A culturally sensitive behavioral-health navigator program, MIND | Institute is a community-based practice offering participants a comprehensive curriculum conducted in small-group lectures and discussions led by seasoned subject-matter experts in cultural proficiency, behavioral health, law enforcement, public health, and other areas of interest to refugee and ethnic populations. The Institute strengthens the participants’ social perceptiveness and communication skills, as well as supplies knowledge needed by active behavioral-health navigators in refugee and ethnic communities.

At the end of the series, participants will

  • Gain awareness of behavioral health disparities in refugee and ethnic populations
  • Benefit from increased social perceptiveness of all aspects of refugee and ethnic communities
  • Enjoy access to other culturally and linguistically proficient behavioral-health navigators to improve behavioral outcomes
  • Become aware of in-demand behavioral-health and other healthcare occupations

The program facilitates participant mastery of competency curriculum through instruction, interactive and hands-on learning activities, and group discussion. At the end of the curriculum, the Institute expects trainees to complete 103 volunteer hours as confident behavioral-health navigators for refugee and ethnic communities.

Program Services Offered

  • Practice-based training on refugee and ethnic behavioral health
  • Access to online training webinars and other resources
  • Case management support
  • Collaborative presentations by subject-matter experts

Frequently Asked Questions

Q What does the Institute require of participants?
Prospective MIND | Institute participants must be dedicated to the allotted class schedule, devoted to making a positive behavioral-health impact in the refugee and ethnic communities, and desirous of advancing their skillsets and knowledge in their respective professions.

Q When do classes meet?
MIND | Institute classes meet every Tuesday and Thursday from 4:00pm-7:00pm for four consecutive weeks.

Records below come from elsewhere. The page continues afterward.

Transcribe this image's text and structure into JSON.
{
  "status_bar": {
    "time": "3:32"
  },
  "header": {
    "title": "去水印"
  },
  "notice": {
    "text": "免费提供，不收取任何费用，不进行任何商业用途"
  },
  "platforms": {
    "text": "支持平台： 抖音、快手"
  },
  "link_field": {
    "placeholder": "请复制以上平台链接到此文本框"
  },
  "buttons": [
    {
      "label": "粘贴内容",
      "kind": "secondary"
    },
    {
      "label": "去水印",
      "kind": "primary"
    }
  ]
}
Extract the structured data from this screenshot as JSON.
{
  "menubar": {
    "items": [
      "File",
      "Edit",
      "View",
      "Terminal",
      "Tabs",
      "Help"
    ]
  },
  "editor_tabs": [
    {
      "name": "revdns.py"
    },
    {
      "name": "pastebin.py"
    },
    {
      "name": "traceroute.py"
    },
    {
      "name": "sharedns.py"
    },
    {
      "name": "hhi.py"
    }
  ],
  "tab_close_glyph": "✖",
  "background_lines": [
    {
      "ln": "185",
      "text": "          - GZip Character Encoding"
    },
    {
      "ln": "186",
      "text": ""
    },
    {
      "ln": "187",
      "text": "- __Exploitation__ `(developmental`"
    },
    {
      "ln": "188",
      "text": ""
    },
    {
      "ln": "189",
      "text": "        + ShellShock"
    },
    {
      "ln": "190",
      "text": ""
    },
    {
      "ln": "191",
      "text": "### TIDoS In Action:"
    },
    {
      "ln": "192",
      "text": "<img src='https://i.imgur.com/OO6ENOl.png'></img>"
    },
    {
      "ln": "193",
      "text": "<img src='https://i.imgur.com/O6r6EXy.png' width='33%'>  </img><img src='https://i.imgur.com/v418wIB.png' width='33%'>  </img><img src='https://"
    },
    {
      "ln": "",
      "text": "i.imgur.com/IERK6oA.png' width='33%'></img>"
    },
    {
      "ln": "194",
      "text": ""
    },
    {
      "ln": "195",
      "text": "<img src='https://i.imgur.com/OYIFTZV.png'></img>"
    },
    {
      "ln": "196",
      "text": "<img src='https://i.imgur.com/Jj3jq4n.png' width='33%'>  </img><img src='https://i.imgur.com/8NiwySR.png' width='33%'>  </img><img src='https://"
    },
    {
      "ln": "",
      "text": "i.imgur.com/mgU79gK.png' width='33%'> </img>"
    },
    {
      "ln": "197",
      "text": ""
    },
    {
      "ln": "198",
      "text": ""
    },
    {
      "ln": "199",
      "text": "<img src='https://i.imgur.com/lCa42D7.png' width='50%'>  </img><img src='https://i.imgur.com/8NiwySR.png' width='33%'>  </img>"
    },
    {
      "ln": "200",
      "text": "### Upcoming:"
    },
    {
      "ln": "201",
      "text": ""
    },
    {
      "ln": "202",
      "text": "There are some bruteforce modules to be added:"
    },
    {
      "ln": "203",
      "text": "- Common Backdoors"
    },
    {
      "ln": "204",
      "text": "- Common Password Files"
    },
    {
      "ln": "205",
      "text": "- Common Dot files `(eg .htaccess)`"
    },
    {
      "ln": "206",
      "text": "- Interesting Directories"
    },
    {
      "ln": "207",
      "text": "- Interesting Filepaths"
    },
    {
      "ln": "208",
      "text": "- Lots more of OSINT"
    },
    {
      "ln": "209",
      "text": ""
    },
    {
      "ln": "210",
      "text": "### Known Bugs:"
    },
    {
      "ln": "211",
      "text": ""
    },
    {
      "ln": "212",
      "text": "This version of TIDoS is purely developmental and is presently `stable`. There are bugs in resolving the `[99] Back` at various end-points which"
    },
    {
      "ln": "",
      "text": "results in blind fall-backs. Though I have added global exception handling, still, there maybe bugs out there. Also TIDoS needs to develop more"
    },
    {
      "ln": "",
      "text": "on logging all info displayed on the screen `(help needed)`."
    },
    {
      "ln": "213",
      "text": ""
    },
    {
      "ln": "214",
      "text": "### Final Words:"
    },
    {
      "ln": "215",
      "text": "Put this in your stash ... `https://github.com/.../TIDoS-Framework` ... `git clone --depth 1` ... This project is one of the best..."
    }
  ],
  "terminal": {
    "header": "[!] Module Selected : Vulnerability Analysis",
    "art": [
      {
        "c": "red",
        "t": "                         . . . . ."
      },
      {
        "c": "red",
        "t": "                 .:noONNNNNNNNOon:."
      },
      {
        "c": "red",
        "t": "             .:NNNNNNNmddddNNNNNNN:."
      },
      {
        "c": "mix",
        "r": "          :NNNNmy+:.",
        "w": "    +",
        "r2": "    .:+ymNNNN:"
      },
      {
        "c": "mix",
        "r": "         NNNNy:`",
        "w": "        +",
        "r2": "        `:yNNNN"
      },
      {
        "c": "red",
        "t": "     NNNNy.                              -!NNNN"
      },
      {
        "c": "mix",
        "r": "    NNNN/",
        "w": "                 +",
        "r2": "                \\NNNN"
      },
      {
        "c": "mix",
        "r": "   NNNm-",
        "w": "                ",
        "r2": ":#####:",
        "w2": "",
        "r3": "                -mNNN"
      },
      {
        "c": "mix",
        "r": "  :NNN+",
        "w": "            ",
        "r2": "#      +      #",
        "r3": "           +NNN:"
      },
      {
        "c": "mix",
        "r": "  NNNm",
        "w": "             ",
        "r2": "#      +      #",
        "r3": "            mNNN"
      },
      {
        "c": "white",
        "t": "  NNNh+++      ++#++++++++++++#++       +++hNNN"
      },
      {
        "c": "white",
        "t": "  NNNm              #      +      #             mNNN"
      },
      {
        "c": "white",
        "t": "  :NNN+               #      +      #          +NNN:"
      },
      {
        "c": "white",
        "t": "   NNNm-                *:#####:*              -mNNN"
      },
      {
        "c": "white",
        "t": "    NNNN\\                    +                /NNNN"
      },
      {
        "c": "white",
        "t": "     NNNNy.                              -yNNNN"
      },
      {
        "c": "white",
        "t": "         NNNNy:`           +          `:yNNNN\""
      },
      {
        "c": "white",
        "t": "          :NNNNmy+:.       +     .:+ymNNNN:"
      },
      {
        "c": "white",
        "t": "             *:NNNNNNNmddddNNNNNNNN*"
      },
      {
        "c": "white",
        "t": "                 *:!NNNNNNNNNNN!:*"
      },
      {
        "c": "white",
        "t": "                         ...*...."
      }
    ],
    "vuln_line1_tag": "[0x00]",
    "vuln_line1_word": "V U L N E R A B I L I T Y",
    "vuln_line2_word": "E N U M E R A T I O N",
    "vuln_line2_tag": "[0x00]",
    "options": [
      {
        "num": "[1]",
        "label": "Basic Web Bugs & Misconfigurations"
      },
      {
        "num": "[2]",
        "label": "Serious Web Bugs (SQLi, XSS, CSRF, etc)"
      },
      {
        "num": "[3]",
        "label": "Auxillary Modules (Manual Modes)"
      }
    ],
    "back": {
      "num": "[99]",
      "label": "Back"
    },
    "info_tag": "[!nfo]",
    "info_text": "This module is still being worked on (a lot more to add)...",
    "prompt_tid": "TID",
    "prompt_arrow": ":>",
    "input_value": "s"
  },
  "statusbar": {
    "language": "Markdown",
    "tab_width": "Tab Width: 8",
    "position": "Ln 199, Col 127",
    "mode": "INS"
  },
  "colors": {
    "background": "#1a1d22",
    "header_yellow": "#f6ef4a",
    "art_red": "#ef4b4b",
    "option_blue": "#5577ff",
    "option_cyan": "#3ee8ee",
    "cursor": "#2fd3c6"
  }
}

Q What if a participant cannot attend a scheduled class?
MIND | Institute webinars and online materials will be available to participants who cannot attend every class. The Institute may require participants unable to be present for all eight sessions to submit additional work to ensure knowledge and comprehension of the curriculum material.

Q What is the average class size?
MIND | Institute typically enrolls between five and eight participants per cohort.

Q Does the training offer certification?
MIND | Institiute calls participants who complete the course behavioral health navigators ( BHN ), but certification is not part of the training program. Completion of the training gives a BHN a plethora of knowledge and experience to make a difference in the behavioral health of refugee and ethnic communities. This knowledge base is a great platform from which to seek certification in other behavioral-health programs. Certification information will be available during the course duration.

Q Are classes open to the public?
MIND | Institute encourages public attendance, even if not enrolled, with 24 hours’ notice. Admission without advance notice is subject to the speaker’s discretion.